Le fait de divorcer a ouvert ma famille à la joie

Je connais le moment exact où j’ai réalisé que j’avais pris la bonne décision en divorçant.
J’étais assise seule sur le canapé, le chien de ma mère (que je gardais) était pelotonné à mes pieds pendant que je sirotais du vin, que je regardais l’ARBRE DE NOËL qui allait bientôt être décoré et que je travaillais à perfectionner ma playlist « Noël à la camomille ».

Mes deux très jeunes enfants dormaient paisiblement dans leur chambre après plusieurs demandes de nouvelles gorgées d’eau, de gros câlins et d’une dernière histoire, ce à quoi je me suis pliée.

Nous venions d’acheter une maison quelques mois plus tôt, juste avant que tout ne s’écroule. Cela aurait été notre premier Noël dans cette maison, dans n’importe quelle maison que nous possédions. Mais maintenant c’était la mienne. Et elle serait à moi pour toujours. Je lui ai dit de déménager.

Mais divorcer n’est pas un choix facile.
En tant que mère d’un bambin et d’un nourrisson, c’était, bien sûr, une décision difficile que je remettais en question à chaque seconde de chaque jour. Jusqu’à ce que je fixe ce sapin de Noël vierge, si plein de potentiel. Une ardoise vierge qui n’attendait que toute la joie que nous pourrions y déverser.

Mon ex (futur-ex ?) n’était pas un homme de vacances. Il se montrait et faisait les devoirs familiaux, et s’assurait que sa mère était heureuse. Mais il ne s’est jamais délecté des histoires, des traditions et du folklore de la famille.

Il n’était pas une créature de rituel ou de tradition, et pour de nombreuses raisons, j’aimais cela chez lui. Il n’était pas conventionnel. Mais il n’était pas non plus un homme de joie, et il était donc d’autant plus approprié que notre mariage s’effondre pendant la saison des majuscules, de la joie.

J’aime la joie. Je réalise maintenant que je tire tout mon pouvoir de la joie. De l’exploitation de ces petits moments de la vie quotidienne qui sont si beaux qu’on aimerait pouvoir s’allonger et pleurer ou rire, ou les deux.

Et j’étais épuisée dans notre relation à être la seule personne à apporter de la joie à la table ou même à me soucier qu’elle nous soit servie en tant que couple et, plus important encore, à nos enfants.

La joie, à mon avis, devrait toujours être au menu.
Notre mariage ne s’est pas brisé à cause des lumières de Noël ou des bas de Noël.
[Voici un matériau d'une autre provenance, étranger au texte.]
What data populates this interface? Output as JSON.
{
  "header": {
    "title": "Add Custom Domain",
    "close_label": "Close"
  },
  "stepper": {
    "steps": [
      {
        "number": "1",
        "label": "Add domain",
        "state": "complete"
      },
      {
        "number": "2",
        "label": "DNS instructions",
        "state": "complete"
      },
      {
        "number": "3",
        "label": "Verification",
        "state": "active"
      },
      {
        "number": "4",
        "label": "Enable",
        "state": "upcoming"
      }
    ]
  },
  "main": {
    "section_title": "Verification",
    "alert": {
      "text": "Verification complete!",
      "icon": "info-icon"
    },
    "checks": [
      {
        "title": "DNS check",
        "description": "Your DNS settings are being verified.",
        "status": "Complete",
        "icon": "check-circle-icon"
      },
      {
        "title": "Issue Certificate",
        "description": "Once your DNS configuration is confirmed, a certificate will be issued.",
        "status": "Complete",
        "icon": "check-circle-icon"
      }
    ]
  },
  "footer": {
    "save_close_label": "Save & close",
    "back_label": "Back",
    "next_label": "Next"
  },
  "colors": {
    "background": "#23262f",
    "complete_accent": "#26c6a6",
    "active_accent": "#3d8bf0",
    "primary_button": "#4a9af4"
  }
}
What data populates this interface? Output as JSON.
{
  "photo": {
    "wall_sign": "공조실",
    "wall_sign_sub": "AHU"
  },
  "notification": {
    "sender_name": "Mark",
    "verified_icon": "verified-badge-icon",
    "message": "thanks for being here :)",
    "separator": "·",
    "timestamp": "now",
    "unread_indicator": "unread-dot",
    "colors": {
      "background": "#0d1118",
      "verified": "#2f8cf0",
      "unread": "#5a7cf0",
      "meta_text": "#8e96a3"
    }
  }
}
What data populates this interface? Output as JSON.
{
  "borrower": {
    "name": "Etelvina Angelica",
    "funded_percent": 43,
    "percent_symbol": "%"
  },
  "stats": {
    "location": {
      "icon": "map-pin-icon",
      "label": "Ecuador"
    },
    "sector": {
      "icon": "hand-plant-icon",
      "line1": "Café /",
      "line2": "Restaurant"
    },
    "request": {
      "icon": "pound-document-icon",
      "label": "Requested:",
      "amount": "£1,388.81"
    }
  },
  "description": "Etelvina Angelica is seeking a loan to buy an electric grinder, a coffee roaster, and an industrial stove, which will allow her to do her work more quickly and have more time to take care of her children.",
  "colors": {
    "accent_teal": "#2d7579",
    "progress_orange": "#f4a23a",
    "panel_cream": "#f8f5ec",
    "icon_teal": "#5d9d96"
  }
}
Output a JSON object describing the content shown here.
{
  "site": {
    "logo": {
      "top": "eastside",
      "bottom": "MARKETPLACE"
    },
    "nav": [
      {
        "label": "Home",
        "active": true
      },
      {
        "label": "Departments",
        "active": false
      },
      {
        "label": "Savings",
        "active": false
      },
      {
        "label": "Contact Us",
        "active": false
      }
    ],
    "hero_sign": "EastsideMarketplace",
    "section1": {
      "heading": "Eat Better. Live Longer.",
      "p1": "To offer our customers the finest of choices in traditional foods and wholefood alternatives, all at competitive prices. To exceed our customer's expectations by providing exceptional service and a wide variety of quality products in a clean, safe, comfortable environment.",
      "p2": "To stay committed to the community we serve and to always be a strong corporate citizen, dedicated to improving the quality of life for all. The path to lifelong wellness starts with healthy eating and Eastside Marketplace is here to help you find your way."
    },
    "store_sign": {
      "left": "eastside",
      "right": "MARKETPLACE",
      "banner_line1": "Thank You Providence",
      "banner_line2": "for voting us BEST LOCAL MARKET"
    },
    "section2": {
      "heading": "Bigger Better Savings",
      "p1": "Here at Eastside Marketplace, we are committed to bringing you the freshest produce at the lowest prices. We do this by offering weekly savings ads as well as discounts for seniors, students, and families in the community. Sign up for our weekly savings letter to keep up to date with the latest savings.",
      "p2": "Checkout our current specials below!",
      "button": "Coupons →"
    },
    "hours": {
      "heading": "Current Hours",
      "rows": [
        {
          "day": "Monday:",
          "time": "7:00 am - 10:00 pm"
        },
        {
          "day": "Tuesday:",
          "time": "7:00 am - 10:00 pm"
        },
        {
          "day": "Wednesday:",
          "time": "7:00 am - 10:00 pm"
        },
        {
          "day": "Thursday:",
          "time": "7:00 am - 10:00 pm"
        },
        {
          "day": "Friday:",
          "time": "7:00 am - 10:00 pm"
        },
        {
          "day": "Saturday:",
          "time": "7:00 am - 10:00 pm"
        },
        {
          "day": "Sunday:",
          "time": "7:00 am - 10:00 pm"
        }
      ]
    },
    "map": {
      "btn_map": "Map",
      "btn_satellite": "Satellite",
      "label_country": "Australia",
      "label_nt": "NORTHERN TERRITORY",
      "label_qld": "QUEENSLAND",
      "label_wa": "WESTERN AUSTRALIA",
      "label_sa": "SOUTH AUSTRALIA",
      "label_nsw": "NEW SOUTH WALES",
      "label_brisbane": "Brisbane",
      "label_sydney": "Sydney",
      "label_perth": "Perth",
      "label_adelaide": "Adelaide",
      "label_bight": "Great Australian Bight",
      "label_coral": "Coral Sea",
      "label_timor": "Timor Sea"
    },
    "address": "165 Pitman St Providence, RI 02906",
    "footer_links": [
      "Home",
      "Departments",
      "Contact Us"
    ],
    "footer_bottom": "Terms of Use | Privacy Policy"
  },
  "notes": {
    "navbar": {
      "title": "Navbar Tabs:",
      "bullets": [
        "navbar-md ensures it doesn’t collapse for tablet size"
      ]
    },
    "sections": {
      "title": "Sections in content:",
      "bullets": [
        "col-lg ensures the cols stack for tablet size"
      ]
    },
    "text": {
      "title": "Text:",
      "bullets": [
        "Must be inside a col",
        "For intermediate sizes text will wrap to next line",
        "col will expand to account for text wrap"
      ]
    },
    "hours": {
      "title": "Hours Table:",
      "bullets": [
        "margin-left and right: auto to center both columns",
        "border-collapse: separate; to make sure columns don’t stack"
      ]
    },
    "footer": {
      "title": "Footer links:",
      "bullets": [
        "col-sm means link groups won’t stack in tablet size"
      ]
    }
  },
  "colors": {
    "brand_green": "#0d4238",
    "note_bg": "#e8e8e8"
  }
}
Nous sommes, je l’espère, de meilleures personnes que cela.

Mais sortir du brouillard de notre relation juste à temps pour le premier Noël de mon bébé m’a fait réaliser à quel point je venais d’étouffer la joie et l’amour de ma vie pour cet homme.

J’ai consacré une si grande partie de ma vie à faire rouler les trains à l’heure qu’il n’y avait plus de place pour moi, sans parler des moments de calme pour profiter du voyage. La joie est délicate.

À bien des égards, elle est plus précieuse que le bonheur, ne serait-ce que pour sa fragilité. Elle n’exerce pas seulement sa propre pression, il faut lui faire de la place. Je suis tellement reconnaissante pour moi, pour mes enfants, de l’avoir compris juste à temps.

ET COMME UN SAGE DANS UN FILM DE NOËL A DIT UN JOUR, « JE SECOUE LA POUSSIÈRE DE CETTE PETITE VILLE MINABLE DE MES PIEDS ET JE VAIS VOIR LE MONDE. »

Je vais voir le monde pour ce qu’il a de beau, de compliqué et de complexe. Je le verrai dans chaque flocon de neige en dentelle que j’accrocherai au sapin. Je le verrai dans chaque madrigal de Noël bizarre sur lequel mes enfants rouleront des yeux.

Je vais m’inspirer des anciennes traditions pour en construire de nouvelles dont je pourrai être fier. Je vais danser avec mes enfants et jouer des chants de Noël au petit-déjeuner pendant qu’ils grognent comme des ours devant leurs flocons d’avoine. Je peux maintenant faire de la place pour la joie pour nous tous. Eh bien, peut-être pas lui.